Artık uzun kış gecelerine bugün itibariyle veda ettik. Bugün ekinoks yani gece ve gündüz süreleri birbiriyle eşit, bundan sonra güneşin(çıkarsa tabi) tadını daha çok çıkarabileceğiz. Denizin rengini doya doya seyredebileceğiz. Kısaca bahar havaları yaşayacağız. Bir bahar daha yaşayacağız, sevdiğimle ise ayrı yaşayacağımız son bahar olacak inşallah. Onu tanıyalı 7 yıl 14 bahar geçmiş olacak evlendiğimizde.

   bahar havasına benzer bir şeyler var bugünlerde
   bunun üstüne bir de ceyhun şiirleri okuyunca
   insan bir garip oluyor...
   aşık mı olduk nedir...          

Ceyhun Yılmaz'ın yukarıdaki şiiri bir telefon mesajıydı 6 yıl önce, ve sanırım her şey aslında o mesajla başlamıştı. Sonra gelen her bahar yeni güzellikler getirdi bize. Her bahar geldiğinde mutlu olduk ve bu şiiri hatırla(t)dık. Sonra bahar şarkıları dinledik beraber. İlki Candanımdan Bahar... Biz çok sevdik bu şarkıyı, "Bahar geldiğinde mi ben böyle olurum?" sorusunun ardından "tabi ki ben böyle olduğum için bahar, çünkü sana değdiğimden beri ellerim bütün kış dallarında tomurcuklar var." dedi Candan. Ve yüreğimizde bir yerlere dokundu.

İstiklal Caddesinin Milli Marşı olma niteliğini kazanmış başka bir şarkıysa Seitkaliyev'in o sımsıcak melodilere sahip olan güzelliği Waltz of Butterfly... Adındaki gibi içimde kelebeklerin vals yaptığını hissettiğim bu en güzel mevsime çok yakışıyor bence. Candan'ın Bahar ile benzerliği de aşikar.
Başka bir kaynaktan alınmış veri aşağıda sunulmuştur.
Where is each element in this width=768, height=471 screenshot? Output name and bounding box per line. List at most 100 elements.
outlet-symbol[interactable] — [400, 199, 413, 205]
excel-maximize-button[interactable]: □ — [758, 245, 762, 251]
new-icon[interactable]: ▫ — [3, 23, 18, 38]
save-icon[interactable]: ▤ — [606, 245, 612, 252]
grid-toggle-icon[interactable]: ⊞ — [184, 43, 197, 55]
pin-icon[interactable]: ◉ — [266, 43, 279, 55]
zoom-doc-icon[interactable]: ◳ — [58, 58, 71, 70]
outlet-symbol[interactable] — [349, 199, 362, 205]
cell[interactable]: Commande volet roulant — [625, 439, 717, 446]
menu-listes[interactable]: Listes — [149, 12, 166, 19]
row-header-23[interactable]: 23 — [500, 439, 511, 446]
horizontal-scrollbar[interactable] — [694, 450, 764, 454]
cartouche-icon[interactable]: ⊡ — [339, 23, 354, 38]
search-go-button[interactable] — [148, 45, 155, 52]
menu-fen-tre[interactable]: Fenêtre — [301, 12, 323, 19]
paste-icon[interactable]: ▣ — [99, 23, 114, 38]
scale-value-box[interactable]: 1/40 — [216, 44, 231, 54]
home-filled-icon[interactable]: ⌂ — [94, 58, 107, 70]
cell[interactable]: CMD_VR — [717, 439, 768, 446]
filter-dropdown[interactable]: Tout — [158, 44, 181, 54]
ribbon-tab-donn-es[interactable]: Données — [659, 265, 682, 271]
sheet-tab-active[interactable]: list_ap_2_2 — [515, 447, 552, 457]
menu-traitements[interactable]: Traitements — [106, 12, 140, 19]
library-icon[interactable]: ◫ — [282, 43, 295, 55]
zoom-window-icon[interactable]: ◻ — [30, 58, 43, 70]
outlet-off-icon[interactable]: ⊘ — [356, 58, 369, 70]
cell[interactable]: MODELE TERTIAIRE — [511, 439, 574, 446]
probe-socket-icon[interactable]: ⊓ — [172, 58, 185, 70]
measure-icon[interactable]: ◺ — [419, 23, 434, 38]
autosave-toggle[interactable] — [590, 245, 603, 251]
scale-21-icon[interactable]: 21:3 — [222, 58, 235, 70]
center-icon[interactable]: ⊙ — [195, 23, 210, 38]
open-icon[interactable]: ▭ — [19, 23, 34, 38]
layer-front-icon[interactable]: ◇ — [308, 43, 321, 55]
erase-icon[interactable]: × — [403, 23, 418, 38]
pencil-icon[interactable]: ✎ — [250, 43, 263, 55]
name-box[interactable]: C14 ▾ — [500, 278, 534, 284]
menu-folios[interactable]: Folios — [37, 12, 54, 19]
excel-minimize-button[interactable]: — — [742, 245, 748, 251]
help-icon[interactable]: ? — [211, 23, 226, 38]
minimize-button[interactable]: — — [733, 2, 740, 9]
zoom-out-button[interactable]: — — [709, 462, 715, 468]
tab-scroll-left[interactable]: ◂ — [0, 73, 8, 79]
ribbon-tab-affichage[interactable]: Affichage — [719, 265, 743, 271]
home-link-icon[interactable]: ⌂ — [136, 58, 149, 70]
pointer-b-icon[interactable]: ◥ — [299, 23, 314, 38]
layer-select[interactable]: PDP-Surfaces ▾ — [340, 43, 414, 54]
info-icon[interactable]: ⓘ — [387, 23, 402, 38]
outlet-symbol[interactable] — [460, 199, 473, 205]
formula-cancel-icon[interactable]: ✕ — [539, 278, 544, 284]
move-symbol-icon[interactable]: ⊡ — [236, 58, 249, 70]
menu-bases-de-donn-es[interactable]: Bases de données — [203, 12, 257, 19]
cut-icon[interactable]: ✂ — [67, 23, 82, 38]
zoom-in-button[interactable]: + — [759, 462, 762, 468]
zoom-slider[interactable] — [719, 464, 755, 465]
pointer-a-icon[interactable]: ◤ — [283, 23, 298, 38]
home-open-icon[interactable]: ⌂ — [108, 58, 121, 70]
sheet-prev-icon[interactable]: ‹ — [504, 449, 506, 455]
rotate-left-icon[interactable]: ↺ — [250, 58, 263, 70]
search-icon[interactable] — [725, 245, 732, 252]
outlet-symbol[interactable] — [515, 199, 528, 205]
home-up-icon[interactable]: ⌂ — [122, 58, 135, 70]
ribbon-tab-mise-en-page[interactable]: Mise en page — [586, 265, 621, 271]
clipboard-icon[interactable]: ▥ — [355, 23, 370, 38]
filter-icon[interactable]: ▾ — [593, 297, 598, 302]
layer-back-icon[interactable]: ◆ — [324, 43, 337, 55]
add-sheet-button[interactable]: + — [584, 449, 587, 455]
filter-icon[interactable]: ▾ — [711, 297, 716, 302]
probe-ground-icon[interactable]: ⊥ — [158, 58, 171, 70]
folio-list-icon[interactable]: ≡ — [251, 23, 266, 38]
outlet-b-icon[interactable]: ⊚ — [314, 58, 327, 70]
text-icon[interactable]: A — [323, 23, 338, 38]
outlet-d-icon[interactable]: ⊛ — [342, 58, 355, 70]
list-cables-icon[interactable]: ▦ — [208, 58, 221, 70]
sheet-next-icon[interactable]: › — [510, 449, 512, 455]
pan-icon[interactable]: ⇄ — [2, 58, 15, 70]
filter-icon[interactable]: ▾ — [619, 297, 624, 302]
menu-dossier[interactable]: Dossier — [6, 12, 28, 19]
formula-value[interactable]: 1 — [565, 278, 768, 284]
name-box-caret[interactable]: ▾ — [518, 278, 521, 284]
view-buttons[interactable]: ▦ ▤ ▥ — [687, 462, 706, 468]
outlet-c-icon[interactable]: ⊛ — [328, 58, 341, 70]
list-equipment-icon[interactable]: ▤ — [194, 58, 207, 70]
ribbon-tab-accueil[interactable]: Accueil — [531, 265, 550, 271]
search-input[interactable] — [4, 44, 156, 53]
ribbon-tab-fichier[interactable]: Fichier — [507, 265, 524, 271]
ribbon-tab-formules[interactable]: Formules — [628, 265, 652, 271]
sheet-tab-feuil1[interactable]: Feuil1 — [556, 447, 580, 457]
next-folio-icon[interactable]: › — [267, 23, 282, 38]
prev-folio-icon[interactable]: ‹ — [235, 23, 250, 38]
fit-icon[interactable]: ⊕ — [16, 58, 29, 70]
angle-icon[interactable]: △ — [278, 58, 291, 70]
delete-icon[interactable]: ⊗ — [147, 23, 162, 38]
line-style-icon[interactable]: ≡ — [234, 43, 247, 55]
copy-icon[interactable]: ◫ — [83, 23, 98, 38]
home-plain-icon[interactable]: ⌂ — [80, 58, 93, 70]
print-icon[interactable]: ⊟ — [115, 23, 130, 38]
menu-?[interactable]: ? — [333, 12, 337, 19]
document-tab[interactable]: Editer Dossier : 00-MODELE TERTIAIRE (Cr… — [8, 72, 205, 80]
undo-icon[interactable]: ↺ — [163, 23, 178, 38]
Hele bir yerinde arkadan gelen martı sesleri burnumun direğini sızlatıyor, İstanbul'a özlemimin hiç azalmayacağını anlıyorum.


Bu klasikleşen iki şarkının ardından daha önce dinlememe rağmen yeni fark ettiğim bir Sezen şarkısı var ki, şu an dinlediğimde en çok huzur veren şarkı diyebilirim. "Memleketime çoktan bahar gelmiştir." diyor ki gerçekten tomurcuklanan ağaçları 700 km uzaktan telefon tasvirlerinden dinliyorum.
 "Kirazlar olmadan tez vakitte...seninle baharı kutlamaya geliyorum."
Başımı omzuna yaslamaya,
hayata yeniden başlamaya,
 bağında bahçende pınarlarında,
 içimi yıkamaya geliyorum."
Bu şarkıdan daha iyi anlatılamazdı ruh halim. İki hafta sonra evlilik cüzdanını elime alacağımı düşündükçe, "kirazlar olmadan tez vakitte" resmen eş olacağımı düşündükçe yüreğim genişliyor.


Bu şarkıları yazanlar, besteleyenler hepinize teşekkürler. Daha iyi bir insan oluyorum bunları dinledikçe.
Ve tabi ki yeni bir baharı sağlıkla ve mutlulukla görmeyi nasip eden Rabbime binlerce kere şükürler olsun.